Sultan HB X Berharap Jokowi-Prabowo Bertemu di Momen Lebaran

CNN Indonesia | Rabu, 05/06/2019 16:23 WIB
Gubernur Daerah Istimewa Yogyakarta Sri Sultan Hamengku Buwono X berharap Prabowo dan Jokowi bertemu dalam momentum lebaran 2019. Sri Sultan HB X berharap Jokowi dan Prabowo bertemu. (ANTARA FOTO/Hafidz Mubarak A)
Jakarta, CNN Indonesia -- Gubernur Daerah Istimewa Yogyakarta Sri Sultan Hamengku Buwono X berharap segera terwujud rekonsiliasi antara calon presiden di pilpres 2019 yakni Joko Widodo dan Prabowo Subianto dalam momentum Lebaran 2019.

"Ya semoga lah (terwujud rekonsiliasi antara Jokowi dan Prabowo)," kata Sultan saat ditanya tanggapan mengenai kemungkinan rekonsiliasi kedua capres seusai Shalat Id di Alun-alun Utara Yogyakarta seperti mengutip Antara, Rabu (5/6).

Meski demikian, Raja Keraton Ngayogyakarta Hadiningrat ini mengaku belum mengetahui kapan Jokowi dan Prabowo  akan bertemu setelah KPU pada Mei lalu menetapkan hasil Pemilu 2019.


"Hurung ngerti aku (belum tahu saya)," kata dia.


Terlepas dari persoalan itu, Sultan HB X mengucapkan Idul Fitri bagi umat Muslim serta berharap bulan Puasa yang telah dilalui semakin menambah ketakwaan.

"Selamat bagi warga masyarakat Muslim yang telah bisa menyelesaikan puasanya dengan baik.
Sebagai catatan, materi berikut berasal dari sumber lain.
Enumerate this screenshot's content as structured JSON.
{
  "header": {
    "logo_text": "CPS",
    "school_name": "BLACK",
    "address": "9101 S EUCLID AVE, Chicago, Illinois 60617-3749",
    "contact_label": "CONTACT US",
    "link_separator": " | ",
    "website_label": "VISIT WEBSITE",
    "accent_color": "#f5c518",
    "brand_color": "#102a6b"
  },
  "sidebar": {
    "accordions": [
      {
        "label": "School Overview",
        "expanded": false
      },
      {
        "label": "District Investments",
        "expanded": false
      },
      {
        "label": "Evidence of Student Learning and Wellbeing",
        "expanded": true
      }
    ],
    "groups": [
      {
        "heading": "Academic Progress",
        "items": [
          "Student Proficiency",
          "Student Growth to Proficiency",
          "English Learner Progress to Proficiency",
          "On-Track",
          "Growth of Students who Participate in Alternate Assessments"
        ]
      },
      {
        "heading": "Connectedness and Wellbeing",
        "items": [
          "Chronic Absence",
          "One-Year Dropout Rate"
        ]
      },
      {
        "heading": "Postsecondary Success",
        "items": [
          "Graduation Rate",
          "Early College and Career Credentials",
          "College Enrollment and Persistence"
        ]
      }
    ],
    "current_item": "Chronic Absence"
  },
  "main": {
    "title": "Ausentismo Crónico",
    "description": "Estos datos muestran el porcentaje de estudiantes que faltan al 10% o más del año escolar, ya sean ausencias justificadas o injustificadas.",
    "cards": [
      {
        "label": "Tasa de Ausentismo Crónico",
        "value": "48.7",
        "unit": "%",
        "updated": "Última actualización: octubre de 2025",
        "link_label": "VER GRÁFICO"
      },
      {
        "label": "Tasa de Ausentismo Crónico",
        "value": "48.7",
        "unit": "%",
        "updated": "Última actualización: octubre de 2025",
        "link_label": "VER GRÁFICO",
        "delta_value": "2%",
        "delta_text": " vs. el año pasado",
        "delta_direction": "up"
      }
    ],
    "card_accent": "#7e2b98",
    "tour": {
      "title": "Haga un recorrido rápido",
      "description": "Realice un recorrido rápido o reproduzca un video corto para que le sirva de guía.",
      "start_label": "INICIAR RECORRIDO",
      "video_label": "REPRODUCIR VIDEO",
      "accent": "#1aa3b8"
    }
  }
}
Semoga makin bertakwa dan yang kedua saya mengucapkan Hari Raya Idul Fitri mohon maaf lahir batin," kata Sultan.

Istilah rekonsiliasi sebelumnya dikritik oleh tim Badan Pemenangan Nasional (BPN) Prabowo Subianto-Sandiaga Uno karena menilai pemenang pilpres 2019 belum sah akibat adanya kecurangan. Hasil pilpres 2019 sendiri telah resmi digugat ke Mahkamah Konstitusi (MK) oleh pasangan calon nomor urut 02 itu.


Calon wakil presiden nomor urut 01 Ma'ruf Amin mengaku bahwa kemenangan Jokowi tergantung karena  harus menunggu keputusan MK atas sengketa dan gugatan yang dilayangkan oleh pihak lawan atas hasil hitung suara KPU. 

"Tapi memang masih digantung, jadi ada istilahnya kawin gantung, biasanya ada kawin digantung karena belum boleh kumpul, sekarang menang digantung karena masih menunggu keputusan MK. Mudah-mudahan tidak ada halangan," kata Ma'ruf di kediaman Ketua DPD RI Oesman Sapta, Senin (3/6) lalu.